LONDON--(BUSINESS WIRE)--Retail banks improved customer satisfaction in 2012, according the National Customer Satisfaction Index (NCSI-UK) and the American Customer Satisfaction Index (ACSI). Customer satisfaction with banks increased to an industry average of 77 in the US, and 74 in the UK.
In both countries, smaller banks and building societies are the driving force behind rising customer satisfaction. Personalised service and highly satisfied customers make smaller banks an attractive alternative for customers, and the US has recently seen a large migration of customers from large banks to smaller institutions and credit unions. In the UK, smaller banks and building societies are gaining customer satisfaction at twice the rate of the industry, leaving big banks trailing behind.

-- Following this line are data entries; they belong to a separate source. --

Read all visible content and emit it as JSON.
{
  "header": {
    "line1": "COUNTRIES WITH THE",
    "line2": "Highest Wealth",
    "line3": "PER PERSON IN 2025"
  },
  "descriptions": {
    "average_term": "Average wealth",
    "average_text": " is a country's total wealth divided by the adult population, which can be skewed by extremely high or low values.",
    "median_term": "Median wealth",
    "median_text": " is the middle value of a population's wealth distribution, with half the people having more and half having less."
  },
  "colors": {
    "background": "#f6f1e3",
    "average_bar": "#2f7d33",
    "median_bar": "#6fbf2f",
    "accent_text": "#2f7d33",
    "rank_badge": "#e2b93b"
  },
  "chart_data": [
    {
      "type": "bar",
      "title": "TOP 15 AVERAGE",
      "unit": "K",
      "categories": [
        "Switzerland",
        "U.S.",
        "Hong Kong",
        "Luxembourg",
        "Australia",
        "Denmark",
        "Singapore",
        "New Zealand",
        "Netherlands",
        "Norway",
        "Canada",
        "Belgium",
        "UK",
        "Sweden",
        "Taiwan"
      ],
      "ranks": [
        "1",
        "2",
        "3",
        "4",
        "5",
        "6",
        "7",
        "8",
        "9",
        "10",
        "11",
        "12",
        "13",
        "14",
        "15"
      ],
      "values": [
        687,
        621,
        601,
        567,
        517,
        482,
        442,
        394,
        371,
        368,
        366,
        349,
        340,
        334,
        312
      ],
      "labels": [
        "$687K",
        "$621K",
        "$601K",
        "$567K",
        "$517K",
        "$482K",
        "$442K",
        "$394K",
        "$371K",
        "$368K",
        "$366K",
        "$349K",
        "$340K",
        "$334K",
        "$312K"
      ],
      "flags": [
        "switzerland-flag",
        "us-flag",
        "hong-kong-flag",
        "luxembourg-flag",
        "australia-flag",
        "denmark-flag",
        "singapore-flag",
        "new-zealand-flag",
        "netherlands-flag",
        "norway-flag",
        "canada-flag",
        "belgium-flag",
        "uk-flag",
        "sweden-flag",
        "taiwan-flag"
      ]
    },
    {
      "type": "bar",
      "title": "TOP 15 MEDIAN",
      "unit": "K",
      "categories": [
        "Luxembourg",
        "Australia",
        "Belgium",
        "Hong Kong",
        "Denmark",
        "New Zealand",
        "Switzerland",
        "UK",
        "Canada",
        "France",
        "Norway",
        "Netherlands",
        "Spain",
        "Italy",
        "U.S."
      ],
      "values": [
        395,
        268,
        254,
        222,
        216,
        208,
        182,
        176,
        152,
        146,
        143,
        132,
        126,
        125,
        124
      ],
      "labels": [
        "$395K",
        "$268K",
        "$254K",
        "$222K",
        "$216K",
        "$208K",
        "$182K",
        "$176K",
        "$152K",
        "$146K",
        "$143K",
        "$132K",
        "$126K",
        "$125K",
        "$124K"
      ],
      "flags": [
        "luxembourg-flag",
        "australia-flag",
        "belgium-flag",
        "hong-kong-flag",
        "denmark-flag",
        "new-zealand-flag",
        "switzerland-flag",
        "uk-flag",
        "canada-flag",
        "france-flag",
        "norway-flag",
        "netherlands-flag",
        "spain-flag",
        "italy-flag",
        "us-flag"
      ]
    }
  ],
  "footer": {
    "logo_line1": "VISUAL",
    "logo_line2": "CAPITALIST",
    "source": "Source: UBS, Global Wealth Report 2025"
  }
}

“Big banks must change the way they do business,” says Claes Fornell, ACSI founder and author of The Satisfied Customer: Winners and Losers in the Battle for Buyer Preference. “If they don’t, they will continue to lose customers. To compete with smaller financial institutions, they need to decentralize their services. Local branches know their customers best.”
Big banks may be forced to improve customer satisfaction in order to maintain market share, but a large increase of customers to smaller institutions poses challenges to small banks and building societies as well. With an influx of new customers, smaller institutions – whose size has allowed their service advantage – may struggle to maintain service levels.
The challenge now for big banks is how to improve customer service; otherwise they will continue to lose customers – for smaller players, the challenge is to maintain the high level of customer service so that they may keep the newly gained customers.
About NCSI-UK
The National Customer Satisfaction Index (NCSI) is an economic indicator of customer evaluations of the quality of products and services available to household consumers in the United Kingdom. NCSI applies the technology and methodology of the American Customer Satisfaction Index (ACSI), which is the standard measure of citizen satisfaction used by the US Federal Government.
This methodology was developed at the University of Michigan and has been adopted worldwide as a leading macro- and micro-level indicator by universities, governments and countries including the United States, the United Kingdom, Sweden, Singapore, Korea, Turkey, South Africa, Mexico, Colombia, Dominican Republic, Indonesia and Barbados. All indices are reported on a 0-100 scale.